1. One was Joseph's decision to not record a history until 1832, and then only an abbreviated history. Joseph's contemporaries who heard him speak and who succeeded him in the leadership of the Church all believed and taught the basics about the New York Cumorah and the Urim and Thummim, but by not making it explicit enough, Joseph and Oliver and the others left the door open just enough that these teachings have now been de-correlated and replaced by the theories of intellectuals (M2C and SITH).
2. Another butterfly was the decision to publish speculative articles in the 1842 Times and Seasons about Book of Mormon geography anonymously.

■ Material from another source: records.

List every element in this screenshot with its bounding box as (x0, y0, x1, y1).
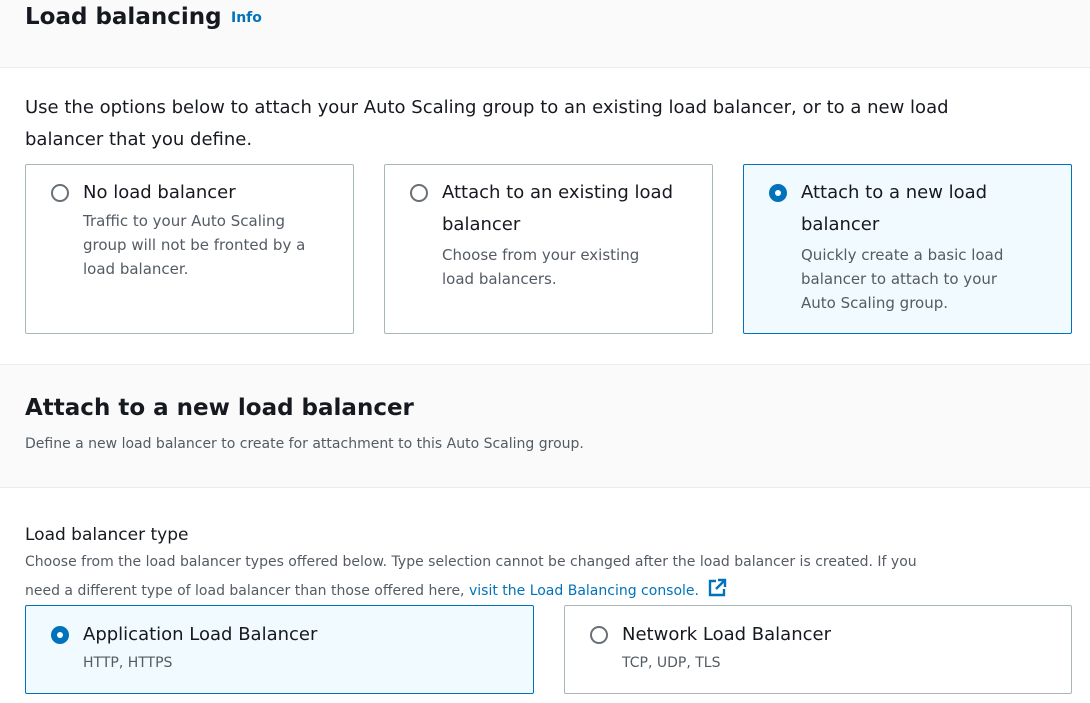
intro-text-line2: balancer that you define. (25, 129, 253, 150)
option-desc-line2: balancer to attach to your (801, 270, 998, 288)
type-title: Application Load Balancer (83, 624, 318, 645)
option-desc-line3: load balancer. (83, 260, 189, 278)
load-balancing-console-link[interactable]: visit the Load Balancing console. (469, 583, 699, 599)
option-desc-line3: Auto Scaling group. (801, 294, 949, 312)
option-title-line2: balancer (801, 214, 880, 235)
info-link[interactable]: Info (231, 10, 262, 26)
load-balancing-title: Load balancing (25, 4, 222, 30)
radio-existing-load-balancer[interactable] (410, 184, 428, 202)
option-no-load-balancer[interactable]: No load balancer Traffic to your Auto Sc… (25, 164, 354, 334)
option-title-line1: Attach to an existing load (442, 182, 673, 203)
type-title: Network Load Balancer (622, 624, 831, 645)
lb-type-desc-line1: Choose from the load balancer types offe… (25, 554, 917, 570)
radio-no-load-balancer[interactable] (51, 184, 69, 202)
option-desc-line1: Quickly create a basic load (801, 246, 1004, 264)
option-title-line2: balancer (442, 214, 521, 235)
option-desc-line2: group will not be fronted by a (83, 236, 306, 254)
option-desc-line1: Choose from your existing (442, 246, 640, 264)
new-load-balancer-header (0, 364, 1090, 488)
type-network-load-balancer[interactable]: Network Load Balancer TCP, UDP, TLS (564, 605, 1072, 694)
type-application-load-balancer[interactable]: Application Load Balancer HTTP, HTTPS (25, 605, 534, 694)
option-new-load-balancer[interactable]: Attach to a new load balancer Quickly cr… (743, 164, 1072, 334)
option-desc-line1: Traffic to your Auto Scaling (83, 212, 286, 230)
intro-text-line1: Use the options below to attach your Aut… (25, 97, 949, 118)
option-existing-load-balancer[interactable]: Attach to an existing load balancer Choo… (384, 164, 713, 334)
option-desc-line2: load balancers. (442, 270, 557, 288)
type-desc: HTTP, HTTPS (83, 655, 173, 671)
radio-new-load-balancer[interactable] (769, 184, 787, 202)
lb-type-desc-text: need a different type of load balancer t… (25, 583, 465, 599)
type-desc: TCP, UDP, TLS (622, 655, 721, 671)
new-load-balancer-description: Define a new load balancer to create for… (25, 436, 584, 452)
option-title: No load balancer (83, 182, 236, 203)
lb-type-label: Load balancer type (25, 525, 189, 545)
new-load-balancer-title: Attach to a new load balancer (25, 395, 414, 421)
radio-network-load-balancer[interactable] (590, 626, 608, 644)
lb-type-desc-line2: need a different type of load balancer t… (25, 578, 727, 599)
radio-application-load-balancer[interactable] (51, 626, 69, 644)
external-link-icon[interactable] (707, 578, 727, 598)
option-title-line1: Attach to a new load (801, 182, 988, 203)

Had William Smith and/or W.W. Phelps identified the author instead of merely writing "Ed" at the end of the article, we would know whether it was Joseph Smith or Benjamin Winchester (or someone else) who wrote these articles that led believers to look to Mayan ruins in Central America for evidence of the Book of Mormon. Instead, we're left with assumptions, comparisons, phony wordprint analysis, and similar speculations.
3. Another butterfly wing flapping was Joseph Smith's decision to omit "New York" and "ancient" from the letter he wrote, first published in the 1842 Times and Seasons and later canonized as D&C 128:20.
20 And again, what do we hear? Glad tidings from [ancient] Cumorah [in New York]! Moroni, an angel from heaven, declaring the fulfilment of the prophets—the book to be revealed. A voice of the Lord in the wilderness of Fayette, Seneca county, declaring the three witnesses to bear record of the book! The voice of Michael on the banks of the Susquehanna, detecting the devil when he appeared as an angel of light! The voice of Peter, James, and John in the wilderness between Harmony, Susquehanna county, and Colesville, Broome county, on the Susquehanna river, declaring themselves as possessing the keys of the kingdom, and of the dispensation of the fulness of times!
(Doctrine and Covenants 128:20)
All of his readers knew the Cumorah he referred to was the Cumorah of Mormon 6:6 near Palmyra, NY. Letter VII had been republished in the 1841 Times and Seasons (as well as the Millennial Star, Gospel Reflector, and Messenger and Advocate). But because Joseph did not reiterate the common knowledge, modern-day intellectuals rationalize away what he wrote as either a reference to a false tradition that Joseph embraced or a reference to an unknown hill in Southern Mexico.
4. In 1834, Joseph and Oliver published a declaration that Joseph translated the Book of Mormon with the Urim and Thummim, a refutation of the claim that Joseph used a peep stone. But because of the butterfly wing that they did not specifically also say he did not use the peep stone, they left open the door for modern LDS scholars to teach that Joseph didn't actually use the Urim and Thummim after all, but instead used a peep stone.